Molecular Physiology Laboratory and HSE.Tech Release Video on Biochips and Organs-on-a-Chip in “±10 Minutes.HSE.Tech” Series
The Molecular Physiology Laboratory at HSE University, together with the HSE.Tech portal, has produced a two-part video for the “±10 Minutes.HSE.Tech” series. The episodes explain organ-on-a-chip technology, its operating principles, medical applications, and the prospects of biochips for personalized therapy and artificial organs.
In modern medicine, microfluidic technologies offer truly revolutionary possibilities—from growing mini-organs to precise drug selection. This topic is explored by Evgeny Knyazev, Head of the Molecular Physiology Laboratory at HSE University, in a new video created in partnership with HSE.Tech for the “±10 Minutes.HSE.Tech” series.

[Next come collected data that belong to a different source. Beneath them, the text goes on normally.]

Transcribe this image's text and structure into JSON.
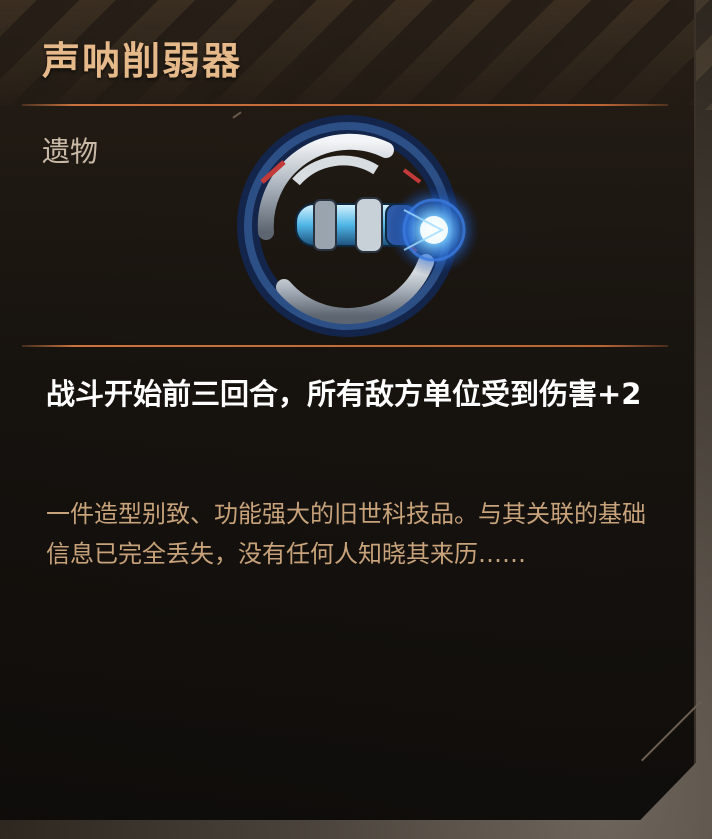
{
  "item": {
    "name": "声呐削弱器",
    "category": "遗物",
    "icon": "sonar-device-icon",
    "effect": "战斗开始前三回合，所有敌方单位受到伤害+2",
    "flavor": "一件造型别致、功能强大的旧世科技品。与其关联的基础信息已完全丢失，没有任何人知晓其来历……"
  },
  "colors": {
    "title": "#e6b98a",
    "divider": "#c9733f",
    "category": "#c9b9a6",
    "effect": "#ffffff",
    "flavor": "#c7a27a",
    "glow": "#4fa3ff"
  }
}
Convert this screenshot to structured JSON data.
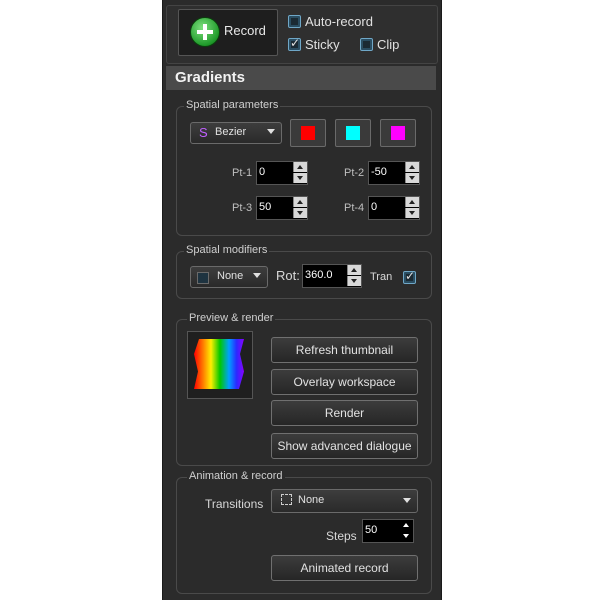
{
  "toolbar": {
    "record_label": "Record",
    "auto_record_label": "Auto-record",
    "sticky_label": "Sticky",
    "clip_label": "Clip",
    "auto_record_checked": false,
    "sticky_checked": true,
    "clip_checked": false
  },
  "header": {
    "title": "Gradients"
  },
  "spatial_parameters": {
    "title": "Spatial parameters",
    "type_label": "Bezier",
    "colors": [
      "#ff0000",
      "#00ffff",
      "#ff00ff"
    ],
    "pt1_label": "Pt-1",
    "pt1_value": "0",
    "pt2_label": "Pt-2",
    "pt2_value": "-50",
    "pt3_label": "Pt-3",
    "pt3_value": "50",
    "pt4_label": "Pt-4",
    "pt4_value": "0"
  },
  "spatial_modifiers": {
    "title": "Spatial modifiers",
    "modifier_label": "None",
    "rot_label": "Rot:",
    "rot_value": "360.0",
    "tran_label": "Tran",
    "tran_checked": true
  },
  "preview": {
    "title": "Preview & render",
    "refresh_label": "Refresh thumbnail",
    "overlay_label": "Overlay workspace",
    "render_label": "Render",
    "advanced_label": "Show advanced dialogue"
  },
  "animation": {
    "title": "Animation & record",
    "transitions_label": "Transitions",
    "transitions_value": "None",
    "steps_label": "Steps",
    "steps_value": "50",
    "animated_record_label": "Animated record"
  },
  "icons": [
    "plus-circle-icon",
    "bezier-icon",
    "dotted-square-icon",
    "checkbox-icon"
  ]
}
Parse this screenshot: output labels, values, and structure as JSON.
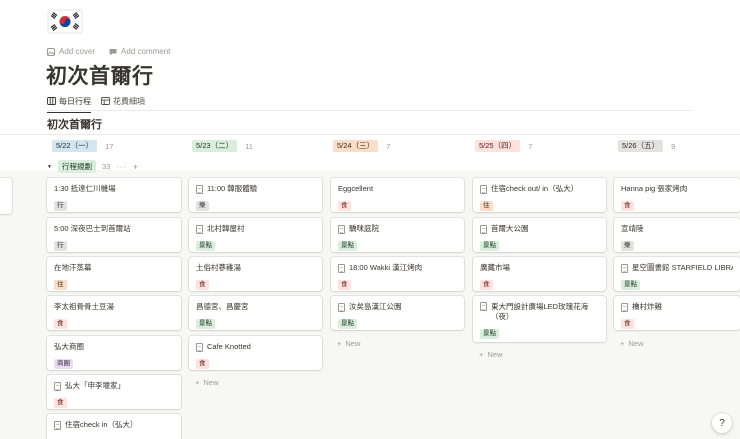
{
  "page": {
    "icon": "south-korea-flag",
    "add_cover": "Add cover",
    "add_comment": "Add comment",
    "title": "初次首爾行"
  },
  "tabs": [
    {
      "label": "每日行程",
      "icon": "board-icon",
      "active": true
    },
    {
      "label": "花費細項",
      "icon": "table-icon",
      "active": false
    }
  ],
  "board_title": "初次首爾行",
  "groups": [
    {
      "label": "5/22（一）",
      "count": "17",
      "pill_bg": "#d3e5ef",
      "pill_fg": "#183347"
    },
    {
      "label": "5/23（二）",
      "count": "11",
      "pill_bg": "#dbeddb",
      "pill_fg": "#1c3829"
    },
    {
      "label": "5/24（三）",
      "count": "7",
      "pill_bg": "#fadec9",
      "pill_fg": "#49290e"
    },
    {
      "label": "5/25（四）",
      "count": "7",
      "pill_bg": "#ffe2dd",
      "pill_fg": "#5d1715"
    },
    {
      "label": "5/26（五）",
      "count": "9",
      "pill_bg": "#e3e2e0",
      "pill_fg": "#32302c"
    }
  ],
  "row": {
    "label": "行程規劃",
    "count": "33",
    "more": "···",
    "add": "+"
  },
  "columns": [
    {
      "cards": [
        {
          "title": "1:30 抵達仁川機場",
          "tag": "行",
          "doc": false
        },
        {
          "title": "5:00 深夜巴士到首爾站",
          "tag": "行",
          "doc": false
        },
        {
          "title": "在地汗蒸幕",
          "tag": "住",
          "doc": false
        },
        {
          "title": "李太祖骨骨土豆湯",
          "tag": "食",
          "doc": false
        },
        {
          "title": "弘大商圈",
          "tag": "商圈",
          "doc": false
        },
        {
          "title": "弘大「申李堰家」",
          "tag": "食",
          "doc": true
        },
        {
          "title": "住宿check in（弘大）",
          "tag": "",
          "doc": true
        }
      ]
    },
    {
      "cards": [
        {
          "title": "11:00 韓服體驗",
          "tag": "樂",
          "doc": true
        },
        {
          "title": "北村韓屋村",
          "tag": "景點",
          "doc": true
        },
        {
          "title": "土俗村蔘雞湯",
          "tag": "食",
          "doc": false
        },
        {
          "title": "昌德宮、昌慶宮",
          "tag": "景點",
          "doc": false
        },
        {
          "title": "Cafe Knotted",
          "tag": "食",
          "doc": true
        }
      ],
      "new": "New"
    },
    {
      "cards": [
        {
          "title": "Eggcellent",
          "tag": "食",
          "doc": false
        },
        {
          "title": "驕咪庭院",
          "tag": "景點",
          "doc": true
        },
        {
          "title": "18:00 Wakki 漢江烤肉",
          "tag": "食",
          "doc": true
        },
        {
          "title": "汝矣島漢江公園",
          "tag": "景點",
          "doc": true
        }
      ],
      "new": "New"
    },
    {
      "cards": [
        {
          "title": "住宿check out/ in（弘大）",
          "tag": "住",
          "doc": true
        },
        {
          "title": "首爾大公園",
          "tag": "景點",
          "doc": true
        },
        {
          "title": "廣藏市場",
          "tag": "食",
          "doc": false
        },
        {
          "title": "東大門設計廣場LED玫瑰花海（夜）",
          "tag": "景點",
          "doc": true
        }
      ],
      "new": "New"
    },
    {
      "cards": [
        {
          "title": "Hanna pig 張家烤肉",
          "tag": "食",
          "doc": false
        },
        {
          "title": "宣靖陵",
          "tag": "樂",
          "doc": false
        },
        {
          "title": "星空圖書館 STARFIELD LIBRARY",
          "tag": "景點",
          "doc": true
        },
        {
          "title": "橋村炸雞",
          "tag": "食",
          "doc": true
        }
      ],
      "new": "New"
    }
  ],
  "help": "?"
}
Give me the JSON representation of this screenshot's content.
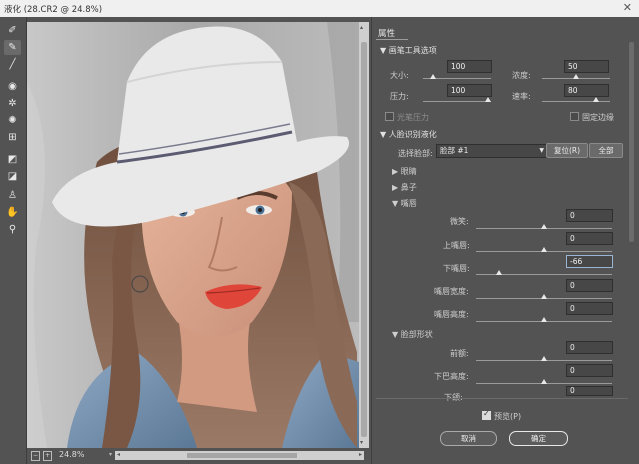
{
  "window": {
    "title": "液化 (28.CR2 @ 24.8%)",
    "close_glyph": "✕"
  },
  "tools": [
    {
      "icon": "forward-warp-icon",
      "glyph": "✐"
    },
    {
      "icon": "reconstruct-icon",
      "glyph": "✎"
    },
    {
      "icon": "smooth-icon",
      "glyph": "╱"
    },
    {
      "icon": "twirl-icon",
      "glyph": "◉"
    },
    {
      "icon": "pucker-icon",
      "glyph": "✲"
    },
    {
      "icon": "bloat-icon",
      "glyph": "✺"
    },
    {
      "icon": "push-left-icon",
      "glyph": "⊞"
    },
    {
      "icon": "freeze-mask-icon",
      "glyph": "◩"
    },
    {
      "icon": "thaw-mask-icon",
      "glyph": "◪"
    },
    {
      "icon": "face-tool-icon",
      "glyph": "♙"
    },
    {
      "icon": "hand-icon",
      "glyph": "✋"
    },
    {
      "icon": "zoom-icon",
      "glyph": "⚲"
    }
  ],
  "status": {
    "zoom": "24.8%",
    "zoom_minus": "−",
    "zoom_plus": "+",
    "zoom_arrow": "▾",
    "scroll_left": "◂",
    "scroll_right": "▸",
    "scroll_up": "▴",
    "scroll_down": "▾"
  },
  "properties": {
    "title": "属性",
    "brush": {
      "header": "▼ 画笔工具选项",
      "size_label": "大小:",
      "size_value": "100",
      "size_level": 0.15,
      "density_label": "浓度:",
      "density_value": "50",
      "density_level": 0.5,
      "pressure_label": "压力:",
      "pressure_value": "100",
      "pressure_level": 0.95,
      "rate_label": "速率:",
      "rate_value": "80",
      "rate_level": 0.8,
      "stylus_label": "光笔压力",
      "pin_edges_label": "固定边缘"
    },
    "face": {
      "header": "▼ 人脸识别液化",
      "select_label": "选择脸部:",
      "select_value": "脸部 #1",
      "reset_label": "复位(R)",
      "all_label": "全部",
      "eyes_header": "▶ 眼睛",
      "nose_header": "▶ 鼻子",
      "mouth_header": "▼ 嘴唇",
      "mouth_sliders": [
        {
          "label": "微笑:",
          "value": "0",
          "level": 0.5
        },
        {
          "label": "上嘴唇:",
          "value": "0",
          "level": 0.5
        },
        {
          "label": "下嘴唇:",
          "value": "-66",
          "level": 0.17
        },
        {
          "label": "嘴唇宽度:",
          "value": "0",
          "level": 0.5
        },
        {
          "label": "嘴唇高度:",
          "value": "0",
          "level": 0.5
        }
      ],
      "face_shape_header": "▼ 脸部形状",
      "shape_sliders": [
        {
          "label": "前额:",
          "value": "0",
          "level": 0.5
        },
        {
          "label": "下巴高度:",
          "value": "0",
          "level": 0.5
        },
        {
          "label": "下颌:",
          "value": "0",
          "level": 0.5
        }
      ]
    },
    "preview_label": "预览(P)",
    "cancel_label": "取消",
    "ok_label": "确定"
  },
  "colors": {
    "panel_bg": "#535353",
    "input_bg": "#474747",
    "titlebar_bg": "#f0f0f0"
  }
}
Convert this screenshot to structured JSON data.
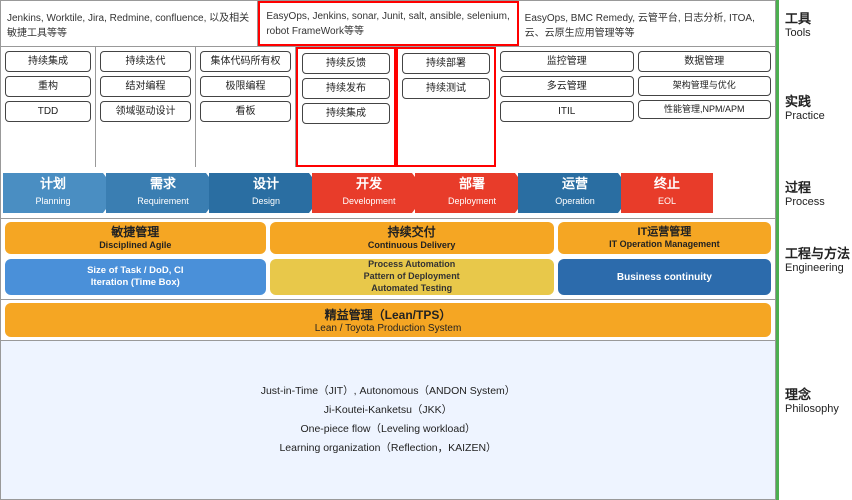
{
  "tools": {
    "col1": "Jenkins, Worktile, Jira, Redmine, confluence, 以及相关敏捷工具等等",
    "col2": "EasyOps, Jenkins, sonar, Junit, salt, ansible, selenium, robot FrameWork等等",
    "col3": "EasyOps, BMC Remedy, 云管平台, 日志分析, ITOA, 云、云原生应用管理等等"
  },
  "practice": {
    "col1": {
      "rows": [
        "持续集成",
        "重构",
        "TDD"
      ]
    },
    "col2": {
      "rows": [
        "持续迭代",
        "结对编程",
        "领域驱动设计"
      ]
    },
    "col3": {
      "rows": [
        "集体代码所有权",
        "极限编程",
        "看板"
      ]
    },
    "col4": {
      "rows": [
        "持续反馈",
        "持续发布",
        "持续集成"
      ]
    },
    "col5": {
      "rows": [
        "持续部署",
        "持续测试"
      ]
    },
    "col6_left": {
      "rows": [
        "监控管理",
        "多云管理",
        "ITIL"
      ]
    },
    "col6_right": {
      "rows": [
        "数据管理",
        "架构管理与优化",
        "性能管理,NPM/APM"
      ]
    },
    "label_zh": "实践",
    "label_en": "Practice"
  },
  "process": {
    "steps": [
      {
        "zh": "计划",
        "en": "Planning",
        "color": "#4A90D9"
      },
      {
        "zh": "需求",
        "en": "Requirement",
        "color": "#3A80C9"
      },
      {
        "zh": "设计",
        "en": "Design",
        "color": "#2A70B9"
      },
      {
        "zh": "开发",
        "en": "Development",
        "color": "#E8432A"
      },
      {
        "zh": "部署",
        "en": "Deployment",
        "color": "#E8432A"
      },
      {
        "zh": "运营",
        "en": "Operation",
        "color": "#2A70B9"
      },
      {
        "zh": "终止",
        "en": "EOL",
        "color": "#E8432A"
      }
    ],
    "label_zh": "过程",
    "label_en": "Process"
  },
  "engineering": {
    "top": {
      "agile": {
        "zh": "敏捷管理",
        "en": "Disciplined Agile"
      },
      "cd": {
        "zh": "持续交付",
        "en": "Continuous Delivery"
      },
      "it_ops": {
        "zh": "IT运营管理",
        "en": "IT Operation Management"
      }
    },
    "bottom": {
      "left": "Size of Task / DoD, CI\nIteration (Time Box)",
      "middle": "Process Automation\nPattern of Deployment\nAutomated Testing",
      "right": "Business continuity"
    },
    "label_zh": "工程与方法",
    "label_en": "Engineering"
  },
  "philosophy": {
    "lean_zh": "精益管理（Lean/TPS）",
    "lean_en": "Lean / Toyota Production System",
    "label_zh": "理念",
    "label_en": "Philosophy"
  },
  "principles": {
    "lines": [
      "Just-in-Time（JIT）, Autonomous（ANDON System）",
      "Ji-Koutei-Kanketsu（JKK）",
      "One-piece flow（Leveling workload）",
      "Learning organization（Reflection，KAIZEN）"
    ]
  },
  "right_labels": {
    "tools": {
      "zh": "工具",
      "en": "Tools"
    },
    "practice": {
      "zh": "实践",
      "en": "Practice"
    },
    "process": {
      "zh": "过程",
      "en": "Process"
    },
    "engineering": {
      "zh": "工程与方法",
      "en": "Engineering"
    },
    "philosophy": {
      "zh": "理念",
      "en": "Philosophy"
    }
  }
}
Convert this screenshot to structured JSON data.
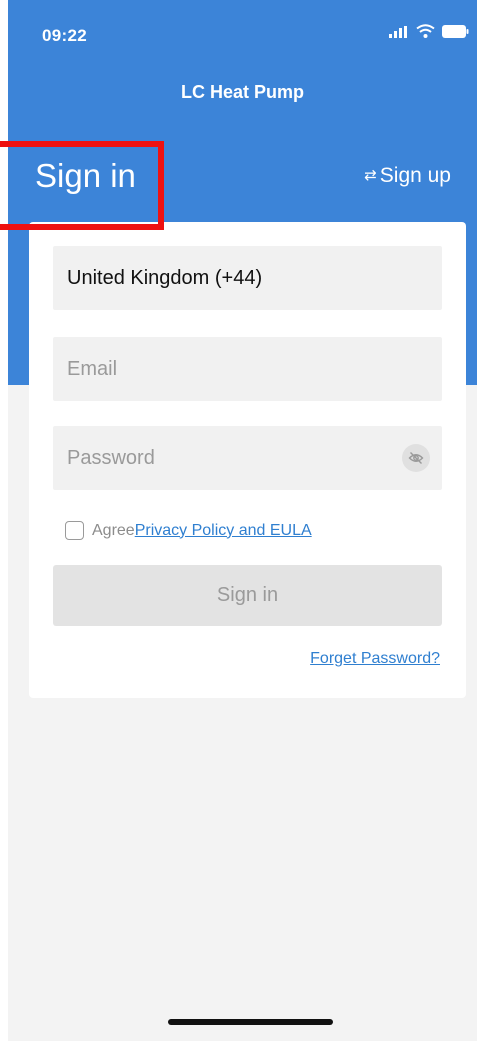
{
  "status_bar": {
    "time": "09:22",
    "icons": [
      "signal-icon",
      "wifi-icon",
      "battery-icon"
    ]
  },
  "header": {
    "app_title": "LC Heat Pump",
    "page_title": "Sign in",
    "signup_label": "Sign up",
    "signup_icon": "swap-arrows-icon"
  },
  "form": {
    "country": "United Kingdom (+44)",
    "email_placeholder": "Email",
    "password_placeholder": "Password",
    "password_toggle_icon": "eye-off-icon",
    "agree_prefix": "Agree",
    "policy_link": "Privacy Policy and EULA",
    "agree_checked": false,
    "signin_button": "Sign in",
    "forget_password": "Forget Password?"
  },
  "colors": {
    "header_blue": "#3c84d8",
    "link_blue": "#2f7fd0",
    "highlight_red": "#ee1111"
  }
}
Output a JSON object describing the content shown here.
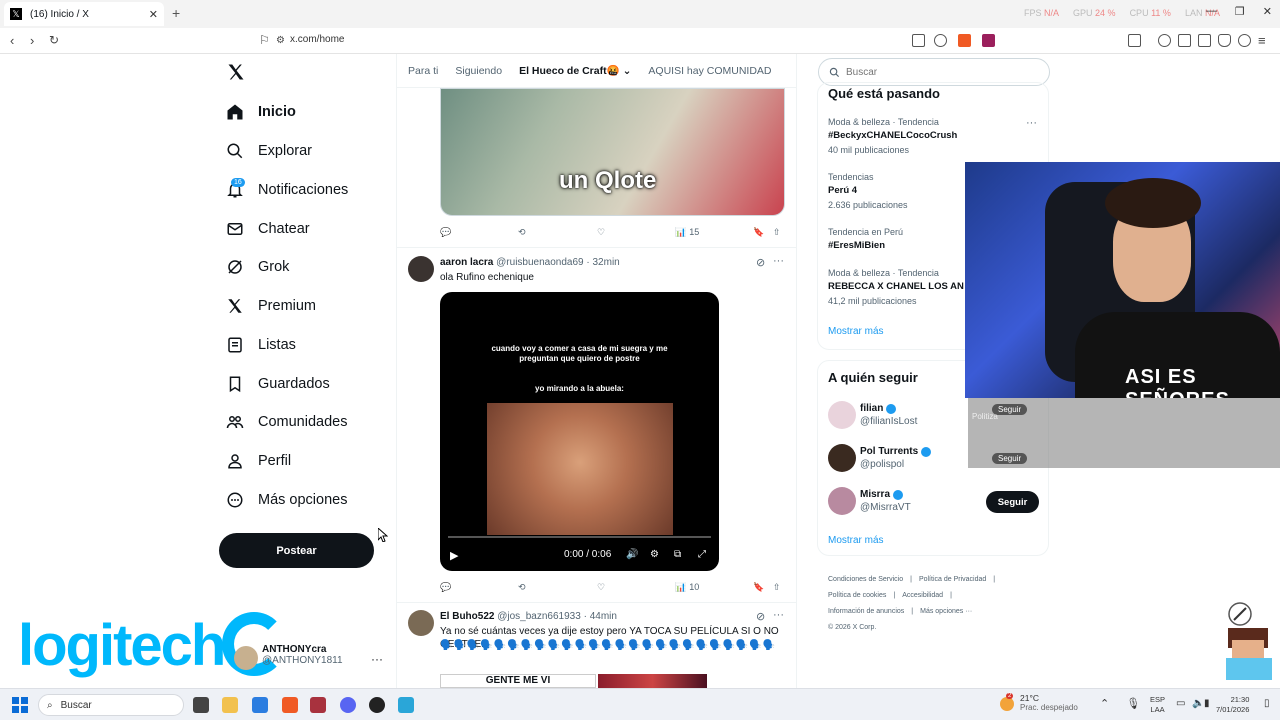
{
  "browser": {
    "tab_title": "(16) Inicio / X",
    "tab_icon": "x-logo-icon",
    "url": "x.com/home",
    "perf": {
      "fps_label": "FPS",
      "fps": "N/A",
      "gpu_label": "GPU",
      "gpu": "24 %",
      "cpu_label": "CPU",
      "cpu": "11 %",
      "lan_label": "LAN",
      "lan": "N/A"
    }
  },
  "sidebar": {
    "items": [
      {
        "label": "Inicio",
        "icon": "home-icon",
        "active": true
      },
      {
        "label": "Explorar",
        "icon": "search-icon"
      },
      {
        "label": "Notificaciones",
        "icon": "bell-icon",
        "badge": "16"
      },
      {
        "label": "Chatear",
        "icon": "mail-icon"
      },
      {
        "label": "Grok",
        "icon": "grok-icon"
      },
      {
        "label": "Premium",
        "icon": "x-premium-icon"
      },
      {
        "label": "Listas",
        "icon": "list-icon"
      },
      {
        "label": "Guardados",
        "icon": "bookmark-icon"
      },
      {
        "label": "Comunidades",
        "icon": "communities-icon"
      },
      {
        "label": "Perfil",
        "icon": "person-icon"
      },
      {
        "label": "Más opciones",
        "icon": "more-circle-icon"
      }
    ],
    "post_button": "Postear",
    "profile": {
      "name": "ANTHONYcra",
      "handle": "@ANTHONY1811"
    }
  },
  "overlay": {
    "logitech": "logitech"
  },
  "feed": {
    "tabs": [
      {
        "label": "Para ti"
      },
      {
        "label": "Siguiendo"
      },
      {
        "label": "El Hueco de Craft🤬",
        "active": true
      },
      {
        "label": "AQUISI hay COMUNIDAD"
      }
    ],
    "tweet1": {
      "image_caption": "un Qlote",
      "views": "15"
    },
    "tweet2": {
      "name": "aaron lacra",
      "handle": "@ruisbuenaonda69",
      "time": "· 32min",
      "text": "ola Rufino echenique",
      "video_text": "cuando voy a comer a casa de mi suegra y me preguntan que quiero de postre",
      "video_text2": "yo mirando a la abuela:",
      "video_time": "0:00 / 0:06",
      "views": "10"
    },
    "tweet3": {
      "name": "El Buho522",
      "handle": "@jos_bazn661933",
      "time": "· 44min",
      "text": "Ya no sé cuántas veces ya dije estoy pero YA TOCA SU PELÍCULA SI O NO GENTEEE",
      "emoji_row": "🗣️🗣️🗣️🗣️🗣️🗣️🗣️🗣️🗣️🗣️🗣️🗣️🗣️🗣️🗣️🗣️🗣️🗣️🗣️🗣️🗣️🗣️🗣️🗣️🗣️",
      "thumb_text": "GENTE ME VI"
    }
  },
  "right": {
    "search_placeholder": "Buscar",
    "trends_title": "Qué está pasando",
    "trends": [
      {
        "category": "Moda & belleza · Tendencia",
        "name": "#BeckyxCHANELCocoCrush",
        "count": "40 mil publicaciones"
      },
      {
        "category": "Tendencias",
        "name": "Perú 4",
        "count": "2.636 publicaciones"
      },
      {
        "category": "Tendencia en Perú",
        "name": "#EresMiBien",
        "count": ""
      },
      {
        "category": "Moda & belleza · Tendencia",
        "name": "REBECCA X CHANEL LOS AN",
        "count": "41,2 mil publicaciones"
      }
    ],
    "show_more": "Mostrar más",
    "follow_title": "A quién seguir",
    "follow": [
      {
        "name": "filian",
        "handle": "@filianIsLost"
      },
      {
        "name": "Pol Turrents",
        "handle": "@polispol"
      },
      {
        "name": "Misrra",
        "handle": "@MisrraVT"
      }
    ],
    "follow_button": "Seguir",
    "show_more2": "Mostrar más",
    "footer": {
      "links": [
        "Condiciones de Servicio",
        "|",
        "Política de Privacidad",
        "|",
        "Política de cookies",
        "|",
        "Accesibilidad",
        "|",
        "Información de anuncios",
        "|",
        "Más opciones ···"
      ],
      "copyright": "© 2026 X Corp."
    }
  },
  "webcam": {
    "shirt_text": "ASI ES SEÑORES"
  },
  "chat": [
    "Seguir",
    "Politiza",
    "Seguir"
  ],
  "taskbar": {
    "search": "Buscar",
    "weather_temp": "21°C",
    "weather_desc": "Prac. despejado",
    "weather_badge": "2",
    "lang1": "ESP",
    "lang2": "LAA",
    "time": "21:30",
    "date": "7/01/2026"
  }
}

In the first episode, the project hosts introduce viewers to the concept of an “organ-on-a-chip”—a miniature device in which microchannels and porous membranes recreate real organ blood flow, mechanical forces, and metabolic exchange. Such biochips overcome the limitations of traditional 2D cultures and animal experiments by providing three-dimensional tissue architecture and more accurate physiological modeling.
The second episode explains how organs-on-chip are becoming key tools in the pharmaceutical industry and personalized medicine. The technology allows testing new drugs without animal use, reducing the time and cost of drug development from the usual 10–15 years and $2.5 billion, and creating individualized models to optimize treatment regimens. The global organ-on-a-chip market is expected to grow from $130 million in 2024 to $1.4 billion by 2032.
Special attention is given to practical cases from HSE University’s Faculty of Biology and Biotechnology: testing personalized cancer therapy on a “cancer-on-a-chip” model; assessing oncological drug permeability in pregnant models via “placenta-on-a-chip”; comparing drug metabolism in a “liver-on-a-chip” with patient data and computational models; and modeling and comparing molecular-genetic markers in an “intestine-on-a-chip” versus traditional 2D culture and mouse models. These examples demonstrate not only scientific progress but also real potential to translate lab developments into clinical practice.
At the end of the video, the scientists offer viewers an important practical tip: organ-on-a-chip technologies already have the power to change not only treatment methods but also the very face of future medicine—from slowing aging to growing artificial organs. To be ready for these changes, everyone in healthcare and biotechnology is advised to study new developments deeply, understand the boundaries between therapy and body modification, and critically assess the risks associated with personal data use and digital solutions.